Pre-dementia rising, especially in men
New research shows that a milder type of mental decline that often precedes Alzheimer’s disease is much more common than thought.
Nearly a million older Americans slide from normal memory into mild impairment each year, doctors have reported at a medical conference in Chicago.
That’s in addition to the half million Americans who develop full-blown Alzheimer’s or other forms of dementia.
The problem is sure to grow as baby boomers age.
Ralph Nixon, a New York psychiatrist and adviser to the Alzheimer’s Association, was blunt.
“We’re facing a crisis,” he said.
I have mixed feelings about this. I do understand that many types of dementia have long “subclinical” phases where the brain is changing but their is no overt sign of memory loss or cognitive decline.

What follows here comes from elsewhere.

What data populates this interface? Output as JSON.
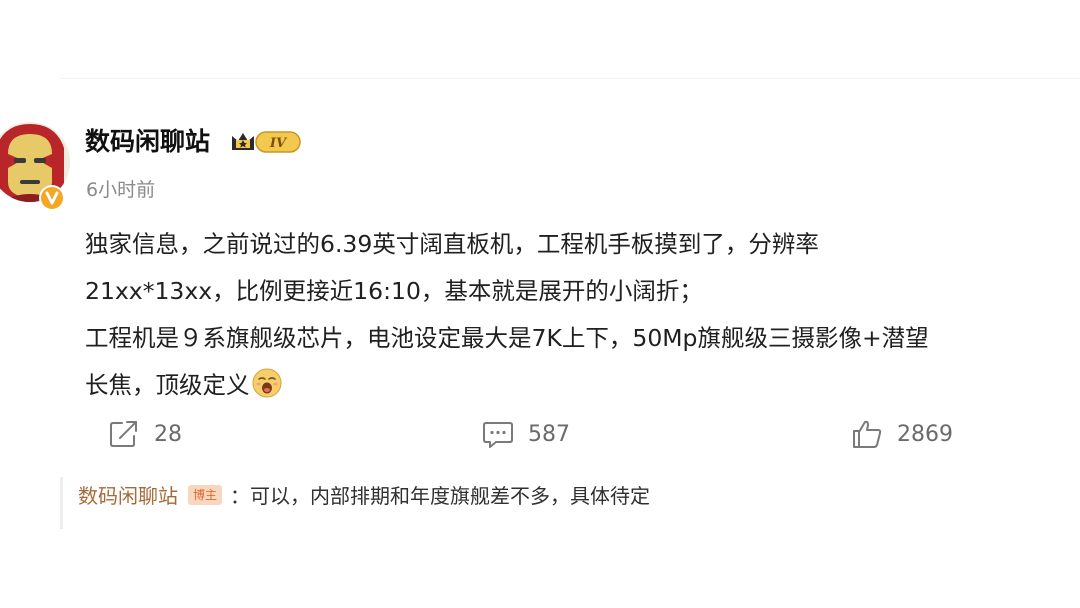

It makes sense that there would be many people who have only very mild impairment now but will go on to have real problems later.
I have blogged on the age issue related to presidential candidate and in those posts I have rejected the idea that a voter can legitimately argue that John McCain is simply “too old” to be president.
Age is not the issue.
At the same time, I do think that it is fair to ask, “How robust is this candidate’s memory, his grasp of detail, his ability to integrate new facts into novel situations?” These are, I think, fair questions (that can be asked of both major candidates).
If the recent string of McCain gaffe’s continues or worsens, I expect that some will begin to argue that John McCain, the man, is experiencing some kind of “pre-dementia.” As a doctor, I am wary of diagnosis by press clipping. A real diagnosis would require careful clinical testing in order to be valid.
One last thought. Some of the major drug companies have been pushing “pre-dementia” as a way to increase sales of their Alzheimer’s drugs. So far there is little evidence to suggest that the drugs are useful in this population.